Champs, the French word for fields, presents us with large horizontal swathes of color stacked into a vertical column at the center of the canvas. The various permutations of blue, green and brown at once retain their integrity yet seem to merge and blend together as if they were rolling fields stretching out toward the horizon. Consistent with many of her other final paintings, the present work exhibits Mitchell’s fondness for a palette of blue, green, orange, black and white. The use of white is particularly effective as it adds a sense of atmospheric light to the canvas whilst accentuating the deeper colors at the center. Against the stark lightness of the background, the swirls and loops of blue become ever more vibrant while the brilliant orange asserts itself from beneath them. An elegant and subtle yellow hue forms an ethereal aura around the top of the stacked colors, accentuating the sense of endless vertical movement.
Champs expertly highlights Mitchell’s distinctive technique: expansive and thick horizontal strokes combine with expressionistic twists and bursts of energy, and precise calligraphic marks. The effect is awe-inspiring as we immerse ourselves in the emotional depth of the composition, variously experiencing the cheerfulness of the bright orange, the excitement of the swirling blue, the airy lightness of the white and the forceful aggressiveness of the sharp vertical marks. As Mitchell stated: “My paintings aren’t about art issues. They’re about a feeling that comes to me from the outside, from landscape…The painting is just a surface to be covered. Paintings aren’t about the person who makes them, either. My paintings have to do with feelings.” (Exh. Cat., New York, Whitney Museum of American Art, Joan Mitchell, 1974, p. 6)

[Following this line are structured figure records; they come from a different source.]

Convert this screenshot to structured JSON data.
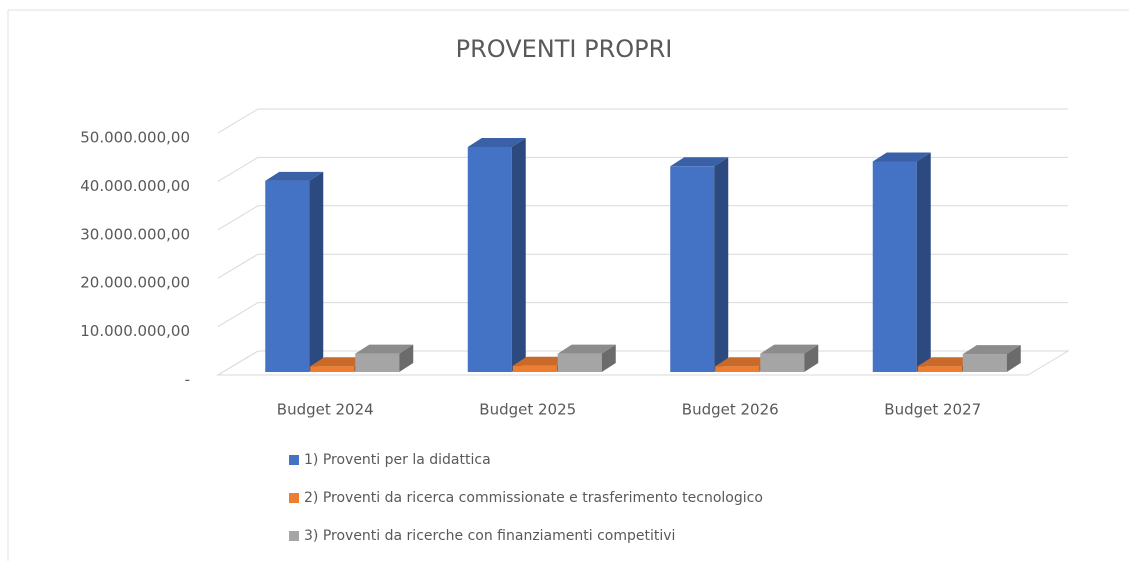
{
  "chart_data": {
    "type": "bar3d",
    "title": "PROVENTI PROPRI",
    "categories": [
      "Budget 2024",
      "Budget 2025",
      "Budget 2026",
      "Budget 2027"
    ],
    "series": [
      {
        "name": "1) Proventi per la didattica",
        "color": "#4472c4",
        "values": [
          39500000,
          46500000,
          42500000,
          43500000
        ]
      },
      {
        "name": "2) Proventi da ricerca commissionate e trasferimento tecnologico",
        "color": "#ed7d31",
        "values": [
          1200000,
          1300000,
          1200000,
          1200000
        ]
      },
      {
        "name": "3) Proventi da ricerche con finanziamenti competitivi",
        "color": "#a5a5a5",
        "values": [
          3800000,
          3800000,
          3800000,
          3700000
        ]
      }
    ],
    "ylim": [
      0,
      50000000
    ],
    "yticks": [
      {
        "value": 0,
        "label": "-"
      },
      {
        "value": 10000000,
        "label": "10.000.000,00"
      },
      {
        "value": 20000000,
        "label": "20.000.000,00"
      },
      {
        "value": 30000000,
        "label": "30.000.000,00"
      },
      {
        "value": 40000000,
        "label": "40.000.000,00"
      },
      {
        "value": 50000000,
        "label": "50.000.000,00"
      }
    ],
    "grid": true,
    "legend": "bottom"
  }
}
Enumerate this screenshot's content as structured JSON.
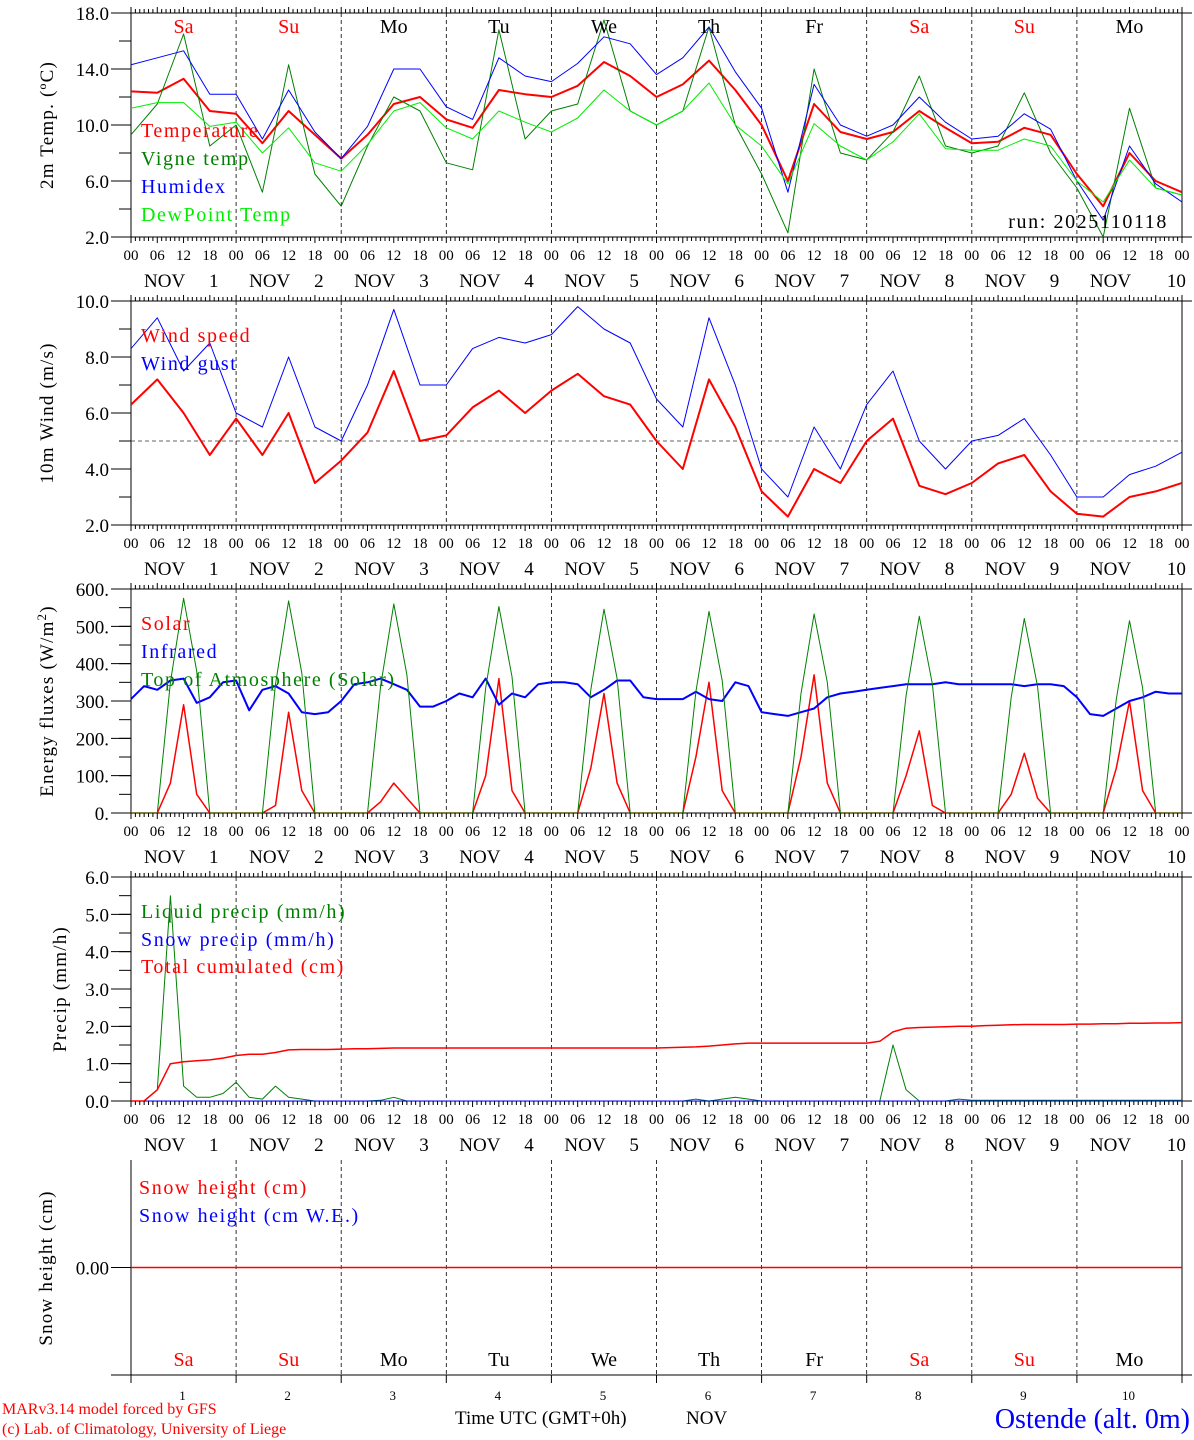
{
  "chart_data": [
    {
      "type": "line",
      "ylabel": "2m Temp. (ºC)",
      "ylim": [
        2,
        18
      ],
      "yticks": [
        "2.0",
        "6.0",
        "10.0",
        "14.0",
        "18.0"
      ],
      "ytick_values": [
        2,
        6,
        10,
        14,
        18
      ],
      "step_hours": 6,
      "annotation": "run: 2025110118",
      "series": [
        {
          "name": "Temperature",
          "color": "#ff0000",
          "width": 2,
          "values": [
            12.4,
            12.3,
            13.3,
            11.0,
            10.8,
            8.7,
            11.0,
            9.3,
            7.6,
            9.3,
            11.5,
            12.0,
            10.4,
            9.8,
            12.5,
            12.2,
            12.0,
            12.8,
            14.5,
            13.5,
            12.0,
            12.9,
            14.6,
            12.5,
            10.0,
            6.0,
            11.5,
            9.5,
            9.0,
            9.5,
            11.0,
            9.8,
            8.7,
            8.8,
            9.8,
            9.3,
            6.5,
            4.2,
            8.0,
            6.0,
            5.2
          ]
        },
        {
          "name": "Vigne temp",
          "color": "#008000",
          "width": 1,
          "values": [
            9.3,
            11.5,
            16.5,
            8.5,
            10.0,
            5.2,
            14.3,
            6.5,
            4.2,
            8.5,
            12.0,
            11.0,
            7.3,
            6.8,
            16.8,
            9.0,
            11.0,
            11.5,
            17.5,
            11.0,
            10.0,
            11.0,
            17.0,
            10.0,
            6.5,
            2.3,
            14.0,
            8.0,
            7.5,
            9.5,
            13.5,
            8.5,
            8.0,
            8.5,
            12.3,
            8.0,
            5.5,
            2.0,
            11.2,
            5.5,
            5.0
          ]
        },
        {
          "name": "Humidex",
          "color": "#0000ff",
          "width": 1,
          "values": [
            14.3,
            14.8,
            15.3,
            12.2,
            12.2,
            9.0,
            12.5,
            9.5,
            7.6,
            9.9,
            14.0,
            14.0,
            11.3,
            10.4,
            14.8,
            13.5,
            13.1,
            14.4,
            16.3,
            15.8,
            13.6,
            14.8,
            17.0,
            13.8,
            11.2,
            5.2,
            12.9,
            10.0,
            9.2,
            10.0,
            12.0,
            10.2,
            9.0,
            9.2,
            10.8,
            9.7,
            6.0,
            3.2,
            8.5,
            5.8,
            4.5
          ]
        },
        {
          "name": "DewPoint Temp",
          "color": "#00ee00",
          "width": 1,
          "values": [
            11.2,
            11.6,
            11.6,
            9.9,
            10.2,
            8.0,
            9.8,
            7.3,
            6.7,
            8.6,
            11.0,
            11.6,
            9.8,
            9.0,
            11.0,
            10.2,
            9.5,
            10.5,
            12.5,
            11.0,
            10.0,
            11.0,
            13.0,
            10.0,
            8.5,
            5.8,
            10.1,
            8.5,
            7.5,
            8.8,
            10.8,
            8.3,
            8.2,
            8.2,
            9.0,
            8.5,
            6.0,
            4.5,
            7.5,
            5.5,
            5.0
          ]
        }
      ]
    },
    {
      "type": "line",
      "ylabel": "10m Wind (m/s)",
      "ylim": [
        2,
        10
      ],
      "yticks": [
        "2.0",
        "4.0",
        "6.0",
        "8.0",
        "10.0"
      ],
      "ytick_values": [
        2,
        4,
        6,
        8,
        10
      ],
      "reference_line": 5,
      "step_hours": 6,
      "series": [
        {
          "name": "Wind speed",
          "color": "#ff0000",
          "width": 2,
          "values": [
            6.3,
            7.2,
            6.0,
            4.5,
            5.8,
            4.5,
            6.0,
            3.5,
            4.3,
            5.3,
            7.5,
            5.0,
            5.2,
            6.2,
            6.8,
            6.0,
            6.8,
            7.4,
            6.6,
            6.3,
            5.0,
            4.0,
            7.2,
            5.5,
            3.2,
            2.3,
            4.0,
            3.5,
            5.0,
            5.8,
            3.4,
            3.1,
            3.5,
            4.2,
            4.5,
            3.2,
            2.4,
            2.3,
            3.0,
            3.2,
            3.5
          ]
        },
        {
          "name": "Wind gust",
          "color": "#0000ff",
          "width": 1,
          "values": [
            8.3,
            9.4,
            7.5,
            8.5,
            6.0,
            5.5,
            8.0,
            5.5,
            5.0,
            7.0,
            9.7,
            7.0,
            7.0,
            8.3,
            8.7,
            8.5,
            8.8,
            9.8,
            9.0,
            8.5,
            6.5,
            5.5,
            9.4,
            7.0,
            4.0,
            3.0,
            5.5,
            4.0,
            6.3,
            7.5,
            5.0,
            4.0,
            5.0,
            5.2,
            5.8,
            4.5,
            3.0,
            3.0,
            3.8,
            4.1,
            4.6
          ]
        }
      ]
    },
    {
      "type": "line",
      "ylabel": "Energy fluxes (W/m²)",
      "ylim": [
        0,
        600
      ],
      "yticks": [
        "0.",
        "100.",
        "200.",
        "300.",
        "400.",
        "500.",
        "600."
      ],
      "ytick_values": [
        0,
        100,
        200,
        300,
        400,
        500,
        600
      ],
      "step_hours": 3,
      "series": [
        {
          "name": "Solar",
          "color": "#ff0000",
          "width": 1.5,
          "values": [
            0,
            0,
            0,
            80,
            290,
            50,
            0,
            0,
            0,
            0,
            0,
            20,
            270,
            60,
            0,
            0,
            0,
            0,
            0,
            30,
            80,
            40,
            0,
            0,
            0,
            0,
            0,
            100,
            360,
            60,
            0,
            0,
            0,
            0,
            0,
            120,
            320,
            80,
            0,
            0,
            0,
            0,
            0,
            150,
            350,
            60,
            0,
            0,
            0,
            0,
            0,
            150,
            370,
            80,
            0,
            0,
            0,
            0,
            0,
            100,
            220,
            20,
            0,
            0,
            0,
            0,
            0,
            50,
            160,
            40,
            0,
            0,
            0,
            0,
            0,
            120,
            300,
            60,
            0,
            0,
            0
          ]
        },
        {
          "name": "Infrared",
          "color": "#0000ff",
          "width": 2,
          "values": [
            305,
            340,
            330,
            355,
            360,
            295,
            310,
            350,
            355,
            275,
            330,
            340,
            320,
            270,
            265,
            270,
            300,
            345,
            350,
            360,
            345,
            330,
            285,
            285,
            300,
            320,
            310,
            360,
            290,
            320,
            310,
            345,
            350,
            350,
            345,
            310,
            330,
            355,
            355,
            310,
            305,
            305,
            305,
            325,
            305,
            300,
            350,
            340,
            270,
            265,
            260,
            270,
            280,
            310,
            320,
            325,
            330,
            335,
            340,
            345,
            345,
            345,
            350,
            345,
            345,
            345,
            345,
            345,
            340,
            345,
            345,
            340,
            310,
            265,
            260,
            280,
            300,
            310,
            325,
            320,
            320
          ]
        },
        {
          "name": "Top of Atmosphere (Solar)",
          "color": "#008000",
          "width": 1,
          "values": [
            0,
            0,
            0,
            350,
            575,
            380,
            0,
            0,
            0,
            0,
            0,
            345,
            568,
            375,
            0,
            0,
            0,
            0,
            0,
            340,
            560,
            370,
            0,
            0,
            0,
            0,
            0,
            335,
            553,
            365,
            0,
            0,
            0,
            0,
            0,
            330,
            546,
            360,
            0,
            0,
            0,
            0,
            0,
            325,
            540,
            355,
            0,
            0,
            0,
            0,
            0,
            320,
            533,
            350,
            0,
            0,
            0,
            0,
            0,
            315,
            527,
            345,
            0,
            0,
            0,
            0,
            0,
            310,
            521,
            340,
            0,
            0,
            0,
            0,
            0,
            305,
            515,
            335,
            0,
            0,
            0
          ]
        }
      ]
    },
    {
      "type": "line",
      "ylabel": "Precip (mm/h)",
      "ylim": [
        0,
        6
      ],
      "yticks": [
        "0.0",
        "1.0",
        "2.0",
        "3.0",
        "4.0",
        "5.0",
        "6.0"
      ],
      "ytick_values": [
        0,
        1,
        2,
        3,
        4,
        5,
        6
      ],
      "step_hours": 3,
      "series": [
        {
          "name": "Liquid precip (mm/h)",
          "color": "#008000",
          "width": 1,
          "values": [
            0,
            0,
            0.3,
            5.5,
            0.4,
            0.1,
            0.1,
            0.2,
            0.5,
            0.1,
            0.05,
            0.4,
            0.1,
            0.05,
            0,
            0,
            0,
            0,
            0,
            0.02,
            0.1,
            0,
            0,
            0,
            0,
            0,
            0,
            0,
            0,
            0,
            0,
            0,
            0,
            0,
            0,
            0,
            0,
            0,
            0,
            0,
            0,
            0,
            0,
            0.05,
            0,
            0.05,
            0.1,
            0.05,
            0,
            0,
            0,
            0,
            0,
            0,
            0,
            0,
            0,
            0,
            1.5,
            0.3,
            0,
            0,
            0,
            0.05,
            0.02,
            0.02,
            0.02,
            0.02,
            0.02,
            0.02,
            0.02,
            0.02,
            0.02,
            0.02,
            0.02,
            0.02,
            0.02,
            0.02,
            0.02,
            0.02,
            0.02
          ]
        },
        {
          "name": "Snow precip (mm/h)",
          "color": "#0000ff",
          "width": 1,
          "values": [
            0,
            0
          ]
        },
        {
          "name": "Total cumulated (cm)",
          "color": "#ff0000",
          "width": 1.5,
          "values": [
            0,
            0,
            0.3,
            1.0,
            1.05,
            1.08,
            1.1,
            1.15,
            1.22,
            1.25,
            1.25,
            1.3,
            1.37,
            1.38,
            1.38,
            1.38,
            1.39,
            1.4,
            1.4,
            1.41,
            1.42,
            1.42,
            1.42,
            1.42,
            1.42,
            1.42,
            1.42,
            1.42,
            1.42,
            1.42,
            1.42,
            1.42,
            1.42,
            1.42,
            1.42,
            1.42,
            1.42,
            1.42,
            1.42,
            1.42,
            1.42,
            1.43,
            1.44,
            1.45,
            1.47,
            1.5,
            1.53,
            1.55,
            1.55,
            1.55,
            1.55,
            1.55,
            1.55,
            1.55,
            1.55,
            1.55,
            1.55,
            1.6,
            1.85,
            1.95,
            1.97,
            1.98,
            1.99,
            2.0,
            2.0,
            2.02,
            2.03,
            2.04,
            2.05,
            2.05,
            2.05,
            2.05,
            2.06,
            2.06,
            2.07,
            2.07,
            2.08,
            2.08,
            2.09,
            2.09,
            2.1
          ]
        }
      ]
    },
    {
      "type": "line",
      "ylabel": "Snow height (cm)",
      "ylim": [
        -1,
        1
      ],
      "yticks": [
        "0.00"
      ],
      "ytick_values": [
        0
      ],
      "series": [
        {
          "name": "Snow height (cm W.E.)",
          "color": "#0000ff",
          "width": 1,
          "values": [
            0,
            0
          ]
        },
        {
          "name": "Snow height (cm)",
          "color": "#ff0000",
          "width": 1.5,
          "values": [
            0,
            0
          ]
        }
      ]
    }
  ],
  "x_axis": {
    "hour_labels": [
      "00",
      "06",
      "12",
      "18"
    ],
    "month": "NOV",
    "dates": [
      "1",
      "2",
      "3",
      "4",
      "5",
      "6",
      "7",
      "8",
      "9",
      "10"
    ],
    "final_hour_label": "00",
    "day_names": [
      {
        "label": "Sa",
        "color": "#ff0000"
      },
      {
        "label": "Su",
        "color": "#ff0000"
      },
      {
        "label": "Mo",
        "color": "#000000"
      },
      {
        "label": "Tu",
        "color": "#000000"
      },
      {
        "label": "We",
        "color": "#000000"
      },
      {
        "label": "Th",
        "color": "#000000"
      },
      {
        "label": "Fr",
        "color": "#000000"
      },
      {
        "label": "Sa",
        "color": "#ff0000"
      },
      {
        "label": "Su",
        "color": "#ff0000"
      },
      {
        "label": "Mo",
        "color": "#000000"
      }
    ],
    "title": "Time UTC (GMT+0h)",
    "month_title": "NOV"
  },
  "footer": {
    "model": "MARv3.14 model forced by GFS",
    "credit": "(c) Lab. of Climatology, University of Liege",
    "station": "Ostende (alt. 0m)"
  }
}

In the early 1980s illness and death overcame a number of people close to Mitchell. Compounding this difficult time, Mitchell was diagnosed with cancer and underwent hip replacement surgery that left her with limited mobility and a keen awareness of her own mortality. She responded by entering a sustained burst of artistic activity that surpassed her already eminent career in both power and ambition. Mitchell’s paintings in the last decade of her life convey the same spirit as those created by de Kooning at the end of his career. De Kooning’s late works underline the importance that he continually placed on the process of making a painting rather than the subject of that painting. Mitchell also paid careful attention to the formal attributes of her paintings, focusing on scale, proportion, surface composition and physical structure. Champs expertly balances positive and negative space, blurring the distinction between figure and ground – the white pigment in particular seems to fluctuate between being the background on which the other colors are painted and overlapping the horizontal stripes. Considering that the present work was created two years before her death when she was increasingly debilitated, it is remarkable that she was able to produce a work of such tremendous power and physical magnitude while climbing up and down a ladder, wielding a brush laden with paint.

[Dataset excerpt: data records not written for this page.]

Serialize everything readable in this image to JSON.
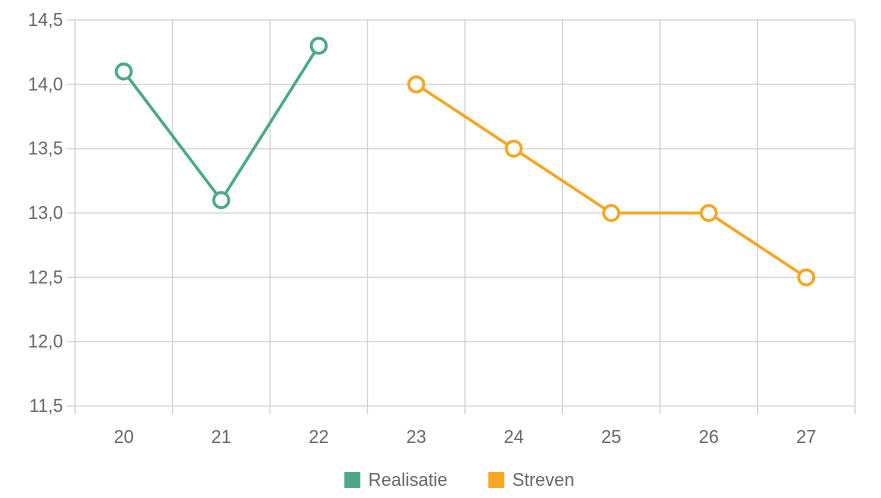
{
  "chart_data": {
    "type": "line",
    "categories": [
      "20",
      "21",
      "22",
      "23",
      "24",
      "25",
      "26",
      "27"
    ],
    "ylim": [
      11.5,
      14.5
    ],
    "y_ticks": [
      "11,5",
      "12,0",
      "12,5",
      "13,0",
      "13,5",
      "14,0",
      "14,5"
    ],
    "grid": true,
    "legend_position": "bottom",
    "series": [
      {
        "name": "Realisatie",
        "color": "#4aa889",
        "values": [
          14.1,
          13.1,
          14.3,
          null,
          null,
          null,
          null,
          null
        ]
      },
      {
        "name": "Streven",
        "color": "#f5a623",
        "values": [
          null,
          null,
          null,
          14.0,
          13.5,
          13.0,
          13.0,
          12.5
        ]
      }
    ]
  }
}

In these valedictory years, Mitchell became increasingly concerned with achieving her ultimate aesthetic expression. She entirely abandoned herself to her paintings, letting go of all constraints and allowing her compositions to exist as pure and unfiltered manifestations of painterly joy and fortitude. The present work is the realization of Mitchell’s final creative impulse, rich in its array of textures and colors, the references to nature and the illustration of human emotion. Mitchell was able to lose herself in her art: “I become the sunflower, the lake, the tree. I no longer exist.” (Judith E. Bernstock, Joan Mitchell, New York, 1988, p. 69) In that way, Champs becomes an actualization of Mitchell’s aesthetic spirit, existing at the epitome of her illustrious career.